Notice & Comment

Faithful agent theories of interpretation

One thing that has bothered me for a long time is the imprecision in the commonly tossed around idea that courts are supposed to act as “faithful agents” when they interpret statutes.  E.g., Amy Coney Barrett, Substantive Canons and Faithful Agency, 90 B.U. L. Rev. 109, 110 (2010).  The basic idea of this theory is that the goal of courts when they interpret statutes is to implement the will of Congress.  Both purposivists and textualists subscribe to the theory; their disagreements are about which method is better at faithfully implementing the will of Congress.  

But to say that courts should act as faithful agents really does not tell us very much. Agents come in many different forms.  Compare, for example, real estate agents and attorneys. Both are agents, but they have different powers.

So too with statutory interpretation.  Another group of institutions that is supposed to act as faithful agents in interpreting statutes are administrative agencies. See Jerry L. Mashaw, Norms, Practices, and the Paradox of Deference: A Preliminary Inquiry into Agency Statutory Interpretation, 57 Admin. L. Rev. 501, 505 (2005). But they have different interpretive powers than the courts.  Unlike with courts, the goal of agency interpretation is not simply to implement the will of Congress.  Agencies can seek to implement their own policy preferences when they interpret statutes. 

When people say that courts should act as faithful agents, they are really making a claim about the type of power courts exercise when interpreting statutes.

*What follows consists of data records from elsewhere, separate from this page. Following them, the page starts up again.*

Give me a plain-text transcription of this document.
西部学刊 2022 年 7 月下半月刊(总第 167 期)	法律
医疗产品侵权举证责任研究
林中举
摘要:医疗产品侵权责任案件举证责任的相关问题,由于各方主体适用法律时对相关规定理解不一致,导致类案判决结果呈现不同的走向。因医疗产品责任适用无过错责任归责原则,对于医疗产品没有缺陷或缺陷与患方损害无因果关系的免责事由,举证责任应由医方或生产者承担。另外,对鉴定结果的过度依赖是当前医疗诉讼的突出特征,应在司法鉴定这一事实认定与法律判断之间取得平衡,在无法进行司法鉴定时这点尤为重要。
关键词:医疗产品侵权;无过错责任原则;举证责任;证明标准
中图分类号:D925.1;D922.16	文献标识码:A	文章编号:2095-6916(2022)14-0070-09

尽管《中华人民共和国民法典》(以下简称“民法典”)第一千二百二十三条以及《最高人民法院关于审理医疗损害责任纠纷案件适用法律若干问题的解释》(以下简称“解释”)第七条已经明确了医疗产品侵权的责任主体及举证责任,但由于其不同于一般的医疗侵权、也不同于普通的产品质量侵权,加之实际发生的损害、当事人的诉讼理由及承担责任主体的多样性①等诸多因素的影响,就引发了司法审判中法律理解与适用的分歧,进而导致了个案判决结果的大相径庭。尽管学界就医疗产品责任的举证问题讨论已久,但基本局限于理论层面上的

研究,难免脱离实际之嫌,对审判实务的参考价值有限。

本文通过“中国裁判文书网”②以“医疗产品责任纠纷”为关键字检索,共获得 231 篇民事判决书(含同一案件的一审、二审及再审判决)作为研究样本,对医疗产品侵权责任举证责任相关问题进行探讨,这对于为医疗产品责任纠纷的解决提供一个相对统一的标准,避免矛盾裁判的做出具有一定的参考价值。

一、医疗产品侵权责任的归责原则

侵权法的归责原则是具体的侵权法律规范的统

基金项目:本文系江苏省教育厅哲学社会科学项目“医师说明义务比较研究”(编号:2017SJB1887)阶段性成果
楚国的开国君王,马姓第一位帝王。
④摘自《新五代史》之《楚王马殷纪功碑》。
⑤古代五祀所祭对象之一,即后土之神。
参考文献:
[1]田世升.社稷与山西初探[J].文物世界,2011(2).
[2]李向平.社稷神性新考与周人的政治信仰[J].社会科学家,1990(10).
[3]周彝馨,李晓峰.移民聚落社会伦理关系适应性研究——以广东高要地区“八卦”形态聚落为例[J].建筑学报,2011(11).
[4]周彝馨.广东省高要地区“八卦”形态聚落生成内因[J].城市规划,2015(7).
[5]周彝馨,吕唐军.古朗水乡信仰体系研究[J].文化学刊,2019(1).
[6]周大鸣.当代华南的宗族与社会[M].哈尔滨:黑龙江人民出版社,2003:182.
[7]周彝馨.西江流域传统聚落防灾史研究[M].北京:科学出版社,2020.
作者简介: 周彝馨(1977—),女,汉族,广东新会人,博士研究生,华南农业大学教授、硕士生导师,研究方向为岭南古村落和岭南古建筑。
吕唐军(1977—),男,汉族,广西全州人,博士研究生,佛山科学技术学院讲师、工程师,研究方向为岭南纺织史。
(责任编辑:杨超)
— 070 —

So they are actually making arguments about the scope of the judicial power in Article III (leaving aside questions about whether Congress can direct how courts interpret statutes).   They are saying that, in their view, the judicial power requires courts to interpret statutes in a way that implements the will of Congress—as opposed to an agency, which has different power assigned to it and is not obliged as a faithful agent to try to implement Congress’s will when interpreting a statute.

When talking about faithful-agency theories of interpretation, it would be helpful to disaggregate the fact that the court is an agent from the scope of the agency.  Just saying that courts have to be “faithful agents” tends to obscure more than illuminate.